I still had a flip phone while out on tour as a production assistant. I was trying to text a runner to find an old-fashioned washtub for some on-stage stunt and had to keep tapping letters on the keypad. I'd hit the "2" button three times to get to "e", and if I missed it, I had to go through again. I finally got a Blackberry. We called them Crackberries. Remember?
Then Facebook. I signed up years ago, but rarely went on. For the longest time I didn't know my password. I am fairly tech saavy, so why my reluctance to jump onto social media? Is it simply age? I don't think so.
My reluctance, it's likely, stems from the fact that I'm basically an introvert--one who has always wanted to create art, share art, not be the subject of art. Social media puts you front and center. People post polished, shined up versions of themselves. A version that might represent a small percentage of who that person actually is. What about the other 80-90%?
The thought of trying to shine myself up for social media had me terrified and just a tad disgusted. So I had to take a step back. What wouldn't make me feel uncomfortable? Something authentic, yes. Something grittier. My friend, Kim Karston Bush (also the inspiration for the character Lily in Where Are We Tomorrow), helped me discover how Instagram could fit into my life. If I considered the endeavor as an art project, I could wrap my head around it and throw my energy into it.

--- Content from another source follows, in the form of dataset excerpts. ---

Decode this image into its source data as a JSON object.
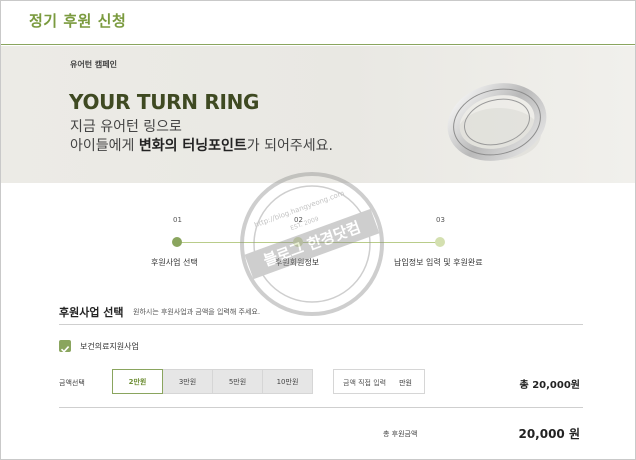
{
  "header": {
    "title": "정기 후원 신청"
  },
  "banner": {
    "kicker": "유어턴 캠페인",
    "title": "YOUR TURN RING",
    "line1": "지금 유어턴 링으로",
    "line2_pre": "아이들에게 ",
    "line2_bold": "변화의 터닝포인트",
    "line2_post": "가 되어주세요."
  },
  "steps": [
    {
      "num": "01",
      "label": "후원사업 선택",
      "active": true
    },
    {
      "num": "02",
      "label": "후원회원정보",
      "active": false
    },
    {
      "num": "03",
      "label": "납입정보 입력 및 후원완료",
      "active": false
    }
  ],
  "section": {
    "title": "후원사업 선택",
    "hint": "원하시는 후원사업과 금액을 입력해 주세요."
  },
  "program": {
    "label": "보건의료지원사업",
    "checked": true
  },
  "amount": {
    "label": "금액선택",
    "options": [
      "2만원",
      "3만원",
      "5만원",
      "10만원"
    ],
    "selected": "2만원",
    "custom_placeholder": "금액 직접 입력",
    "custom_unit": "만원",
    "line_total": "총 20,000원"
  },
  "summary": {
    "label": "총 후원금액",
    "value": "20,000 원"
  },
  "watermark": {
    "text_top": "http://blog.hangyeong.com",
    "text_main": "블로그 한경닷컴",
    "year": "EST. 2009"
  },
  "colors": {
    "accent": "#8aa55e",
    "accent_light": "#d4e0b0",
    "banner_bg": "#ebeae5"
  },
  "icons": {
    "check": "checkbox-check-icon"
  }
}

So now I even have two different accounts:
@tavitaylorblack I post about my upcoming novel (the Italian villa where part of the book takes place, the women who inspired the book), writing life, art inspiration.
@wherearewetomorrow I've invited other people who have worked backstage to share their favorite photos of a life that has practically gone extinct.
Surprisingly, I'm enjoying these projects: designing, writing, planning and connecting. Authentically.